Our focus will be on keystone species in temperate and tropical forest ecosystems with specific, comparable life-history traits, i.e. Fagus sylvatica and Shorea leprosula.
We will study levels of genetic diversity at anonymous markers (AFLPs), putatively neutral microsatellites, and at selected genes (partial sequences) for both species along a gradient of (tree) species diversity.
In a first experiment the extreme populations of the gradient (total: at least five populations) will be investigated for each species.
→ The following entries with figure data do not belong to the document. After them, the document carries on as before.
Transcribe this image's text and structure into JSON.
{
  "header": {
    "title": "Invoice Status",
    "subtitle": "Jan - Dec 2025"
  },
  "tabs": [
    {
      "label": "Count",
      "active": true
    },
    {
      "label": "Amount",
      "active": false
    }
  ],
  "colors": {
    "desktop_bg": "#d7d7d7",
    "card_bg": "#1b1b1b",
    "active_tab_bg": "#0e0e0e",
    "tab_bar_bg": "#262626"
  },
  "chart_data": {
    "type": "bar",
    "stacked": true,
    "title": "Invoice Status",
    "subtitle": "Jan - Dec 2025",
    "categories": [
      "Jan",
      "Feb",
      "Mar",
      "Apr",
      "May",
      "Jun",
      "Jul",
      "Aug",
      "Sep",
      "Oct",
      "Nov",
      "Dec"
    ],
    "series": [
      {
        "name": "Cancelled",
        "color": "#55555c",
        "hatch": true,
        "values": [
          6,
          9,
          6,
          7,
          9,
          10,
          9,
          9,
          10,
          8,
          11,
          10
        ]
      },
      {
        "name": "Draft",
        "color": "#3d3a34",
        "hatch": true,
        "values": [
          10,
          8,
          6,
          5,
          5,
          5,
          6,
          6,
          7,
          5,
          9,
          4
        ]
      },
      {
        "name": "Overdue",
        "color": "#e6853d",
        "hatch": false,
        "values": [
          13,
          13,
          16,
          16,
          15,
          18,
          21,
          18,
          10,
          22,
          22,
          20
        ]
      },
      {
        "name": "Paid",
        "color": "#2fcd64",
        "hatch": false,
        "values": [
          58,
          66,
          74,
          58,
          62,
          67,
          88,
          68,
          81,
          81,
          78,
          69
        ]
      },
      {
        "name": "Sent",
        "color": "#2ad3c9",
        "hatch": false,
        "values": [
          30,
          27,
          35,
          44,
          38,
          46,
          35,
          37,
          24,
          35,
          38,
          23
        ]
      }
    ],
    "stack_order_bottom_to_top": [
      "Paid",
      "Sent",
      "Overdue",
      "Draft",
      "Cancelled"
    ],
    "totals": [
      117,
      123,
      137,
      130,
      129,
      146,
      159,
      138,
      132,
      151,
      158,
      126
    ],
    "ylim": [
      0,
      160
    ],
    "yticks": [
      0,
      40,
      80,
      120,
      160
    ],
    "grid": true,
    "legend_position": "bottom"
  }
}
Each population pair consists of one population occuring in high abundance and size (“dominating” in an ecosystem with low species diversity) and the other occuring in low density and/or population size (“rare” in an ecosystem with high species diversity). Intermediate populations will be analysed in order to observe a gradient of increasing species diversity. The populations from a single pair or gradient will be selected to be reproductively isolated from each other. Furthermore, we will analyse whether genetic diversity within a population of foundation species and species diversity are positively correlated with species diversity in the dependent community.